The argument that the course pursued is necessary to the protection of the retail trade and promotive of the public welfare in providing retail facilities is answered by the fact that Congress, with the right to control the field of interstate commerce, has so legislated as to prevent resort to practices which unduly restrain competition or unduly obstruct the free flow of such commerce, and private choice of means must yield to the national authority thus exerted. Addyston Pipe & Steel Co. v. United States, 175 U. S. 211, 241, 242, 44 L. ed. 136, 147, 148, 20 Sup. Ct. Rep. 96.
'There is no evidence that these defendants have in any manner other than by the rules above mentioned hindered or impeded others in shipping, trading, or selling their stock, or that they have in any way interfered with the freedom of access to the stokc yards of any and all other traders and purchasers, or hindered their obtaining the same facilities which were therein afforded by the stock yards company to the show that the above results have flowed we think the evidence does not tend to show that the above results have followed from the adoption and enforcement of the rules and rugulations referred to.' As distinguished from this situation the present case shows that the trade of the listed wholesalers is hindered or impeded; that competition is suppressed and the natural flow of commerce interfered with as the direct result of the circulation of the official reports in the manner stated. The case is quite different from the Anderson Case. And see W. W. Montague & Co. v. Lowry, 193 U. S. 48, 48 L. ed. 612, 24 Sup. Ct. Rep. 307.

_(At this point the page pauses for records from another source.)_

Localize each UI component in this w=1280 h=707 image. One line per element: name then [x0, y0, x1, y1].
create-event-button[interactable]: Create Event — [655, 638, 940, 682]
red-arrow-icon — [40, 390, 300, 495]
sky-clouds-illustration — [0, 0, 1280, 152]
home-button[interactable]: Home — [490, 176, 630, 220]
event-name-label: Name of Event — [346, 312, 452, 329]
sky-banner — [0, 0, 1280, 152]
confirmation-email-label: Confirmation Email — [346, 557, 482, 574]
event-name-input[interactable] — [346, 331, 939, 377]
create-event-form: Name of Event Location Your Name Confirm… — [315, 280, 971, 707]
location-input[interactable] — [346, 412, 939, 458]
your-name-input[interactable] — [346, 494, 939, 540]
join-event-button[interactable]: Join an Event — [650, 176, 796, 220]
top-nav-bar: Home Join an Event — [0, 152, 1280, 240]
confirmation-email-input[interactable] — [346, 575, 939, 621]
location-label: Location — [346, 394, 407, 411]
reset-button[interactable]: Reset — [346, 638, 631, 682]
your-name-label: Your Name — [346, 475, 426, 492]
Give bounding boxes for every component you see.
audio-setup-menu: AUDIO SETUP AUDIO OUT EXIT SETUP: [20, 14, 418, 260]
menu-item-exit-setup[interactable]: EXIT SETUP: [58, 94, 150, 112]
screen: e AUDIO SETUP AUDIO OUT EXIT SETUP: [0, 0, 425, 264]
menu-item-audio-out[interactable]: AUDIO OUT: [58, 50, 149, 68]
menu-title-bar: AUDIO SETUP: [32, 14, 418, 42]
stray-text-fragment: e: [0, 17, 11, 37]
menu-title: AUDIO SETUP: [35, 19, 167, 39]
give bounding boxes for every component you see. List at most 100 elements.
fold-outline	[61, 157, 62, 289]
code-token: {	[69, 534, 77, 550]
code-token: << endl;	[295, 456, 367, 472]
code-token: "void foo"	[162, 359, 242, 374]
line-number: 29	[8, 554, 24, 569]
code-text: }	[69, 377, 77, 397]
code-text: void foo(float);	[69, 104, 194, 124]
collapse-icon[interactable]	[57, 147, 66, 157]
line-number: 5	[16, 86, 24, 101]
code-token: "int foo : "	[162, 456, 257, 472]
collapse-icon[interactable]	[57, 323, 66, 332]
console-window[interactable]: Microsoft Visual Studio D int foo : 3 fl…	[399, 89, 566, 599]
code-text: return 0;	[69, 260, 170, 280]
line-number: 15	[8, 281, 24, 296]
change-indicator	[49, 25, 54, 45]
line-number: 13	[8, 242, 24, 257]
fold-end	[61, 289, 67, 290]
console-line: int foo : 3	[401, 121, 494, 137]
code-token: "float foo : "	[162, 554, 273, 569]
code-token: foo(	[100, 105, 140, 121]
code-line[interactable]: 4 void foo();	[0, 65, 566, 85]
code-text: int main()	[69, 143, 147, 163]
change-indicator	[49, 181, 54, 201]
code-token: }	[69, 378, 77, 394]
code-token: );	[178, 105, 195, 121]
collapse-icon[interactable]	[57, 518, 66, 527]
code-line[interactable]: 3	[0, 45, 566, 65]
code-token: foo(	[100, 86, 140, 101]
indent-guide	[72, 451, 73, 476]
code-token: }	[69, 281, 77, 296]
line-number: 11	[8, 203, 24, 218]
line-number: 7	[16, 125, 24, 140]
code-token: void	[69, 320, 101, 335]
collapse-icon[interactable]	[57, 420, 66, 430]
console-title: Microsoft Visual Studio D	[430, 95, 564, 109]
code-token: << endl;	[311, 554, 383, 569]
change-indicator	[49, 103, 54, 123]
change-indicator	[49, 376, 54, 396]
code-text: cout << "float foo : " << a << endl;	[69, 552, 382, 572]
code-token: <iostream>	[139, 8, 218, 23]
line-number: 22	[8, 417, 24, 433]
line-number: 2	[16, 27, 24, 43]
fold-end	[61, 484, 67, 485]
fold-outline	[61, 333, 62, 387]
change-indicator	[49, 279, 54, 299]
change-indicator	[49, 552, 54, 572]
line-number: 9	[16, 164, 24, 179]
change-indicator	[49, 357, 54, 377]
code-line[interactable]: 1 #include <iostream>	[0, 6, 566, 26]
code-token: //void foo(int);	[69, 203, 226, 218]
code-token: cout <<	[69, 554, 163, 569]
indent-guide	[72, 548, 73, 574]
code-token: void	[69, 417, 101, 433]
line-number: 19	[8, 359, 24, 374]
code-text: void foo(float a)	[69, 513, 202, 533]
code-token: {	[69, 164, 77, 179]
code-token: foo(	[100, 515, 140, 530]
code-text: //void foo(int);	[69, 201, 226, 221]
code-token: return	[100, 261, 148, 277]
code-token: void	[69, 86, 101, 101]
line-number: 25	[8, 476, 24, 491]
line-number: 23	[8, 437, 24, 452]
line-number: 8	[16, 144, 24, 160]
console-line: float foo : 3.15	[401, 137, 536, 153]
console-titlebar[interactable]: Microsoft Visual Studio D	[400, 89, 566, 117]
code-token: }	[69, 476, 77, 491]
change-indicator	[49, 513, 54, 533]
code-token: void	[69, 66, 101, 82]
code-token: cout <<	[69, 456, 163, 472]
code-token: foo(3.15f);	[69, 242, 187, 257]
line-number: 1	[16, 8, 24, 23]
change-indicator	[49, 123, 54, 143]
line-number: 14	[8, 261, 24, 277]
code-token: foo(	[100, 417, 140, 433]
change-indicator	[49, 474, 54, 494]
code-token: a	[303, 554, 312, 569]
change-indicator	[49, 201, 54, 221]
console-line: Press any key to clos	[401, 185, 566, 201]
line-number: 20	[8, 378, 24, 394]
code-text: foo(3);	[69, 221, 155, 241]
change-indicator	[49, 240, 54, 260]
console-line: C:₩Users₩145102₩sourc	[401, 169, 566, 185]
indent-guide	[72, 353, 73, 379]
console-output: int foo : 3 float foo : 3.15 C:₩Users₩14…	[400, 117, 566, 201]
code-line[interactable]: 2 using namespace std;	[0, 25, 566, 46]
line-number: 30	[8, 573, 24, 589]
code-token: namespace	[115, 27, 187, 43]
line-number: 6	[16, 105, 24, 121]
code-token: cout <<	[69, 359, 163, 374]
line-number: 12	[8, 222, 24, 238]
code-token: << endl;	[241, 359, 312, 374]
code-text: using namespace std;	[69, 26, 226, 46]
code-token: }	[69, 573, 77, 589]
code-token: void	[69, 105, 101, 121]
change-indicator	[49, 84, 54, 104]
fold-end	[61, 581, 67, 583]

When the retailer goes beyond his personal right, and, conspiring and combining with others of like purpose, seeks to obstruct the free course of interstate trade and commerce and to unduly suppress competition by placing obnoxious wholesale dealers under the coercive influence of a condemnatory report circulated among others, actual or possible customers of the offenders, he exceeds his lawful rights, and such action brings him and those acting with him within the condemnation of the act of Congress and the District Court was right in so holding. It follows that its decree must be affirmed.